24 Seperti yang telah dijelaskan sebelumnya dalam pembelajaran konvensional siswa sebagai penerima informasi secara pasif hanya menerima pengetahuan dari gurunyanya tanpa mengembangkan pengetahuan yang didapatnya ke arah aplikatif, sehingga pengetahuan atau informasi dan keterampilan yang dimiliki sesuai dengan standar. Dalam pembelajaran konvensional juga terukur beberapa indikator berpikir kritis, namun jumlahnya lebih sedikit dibandingkan dengan indikator berpikir kritis yang terukur pada pembelajaran kooperatif tipe Jigsaw dengan metode Inkuiri. Dari penjelasan tersebut dapat disimpulkan bahwa dalam pembelajaran konvensional pencapaian keterampilan berpikir kritis siswa masih kurang optimal. Berdasarkan uraian di atas, diharapkan penggunaan pembelajaran kooperatif tipe Jigsaw dan Inkuiri lebih efektif daripada penggunaan pembelajaran konvensional ditinjau dari keterampilan berpikir kritis siswa. F. Anggapan Dasar Anggapan dasar dalam penelitian ini adalah: 1. Semua siswa dalam populasi penelitian ini dianggap telah menempuh pembelajaran matematika dengan kurikulum yang sama. 2. Semua hal yang dapat mempengaruhi kemampuan berpikir kritis siswa di luar permasalahan yang diukur akan diabaikan.

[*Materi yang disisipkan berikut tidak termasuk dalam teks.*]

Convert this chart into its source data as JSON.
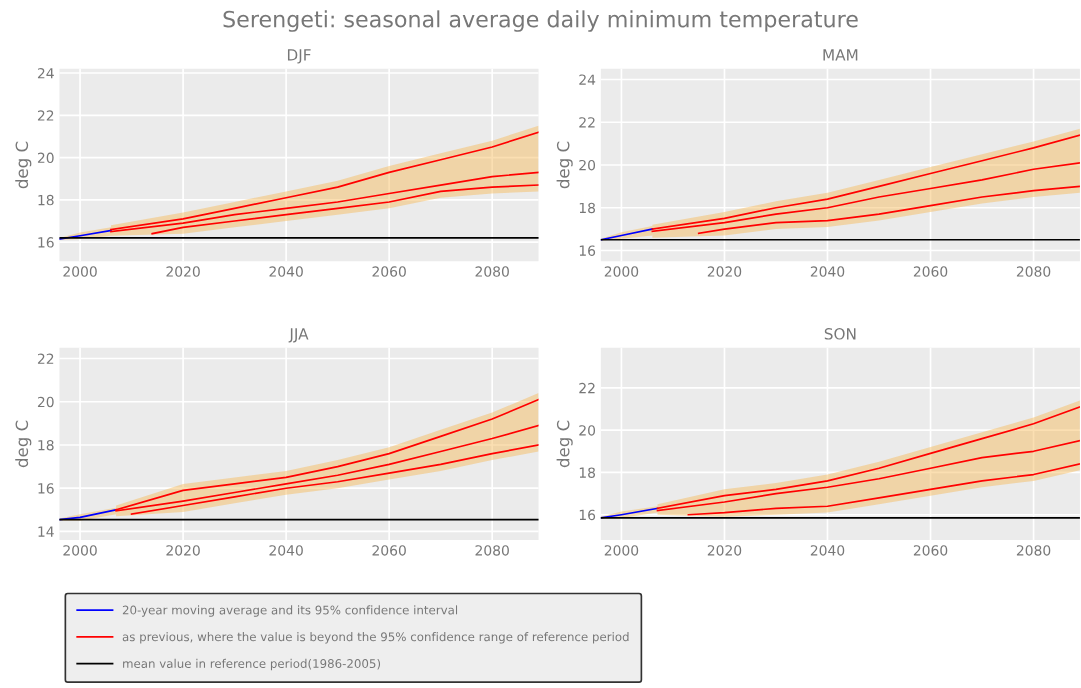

25 G. Hipotesis Penelitian Hipotesis umum pada penelitian ini adalah: Penerapan pembelajaran kooperatif tipe Jigsaw dengan metode Inkuiri lebih efektif daripada pembelajaran konvensional ditinjau dari kemampuan berpikir kritis siswa. Sedangkan hipotesis kerja dalam penelitian ini adalah: Keterampilan berpikir kritis siswa pada kelas yang menggunakan pembelajaran kooperatif tipe Jigsaw dengan Metode Inkuiri lebih baik daripada keterampilan berpikir kritis siswa pada kelas konvensional.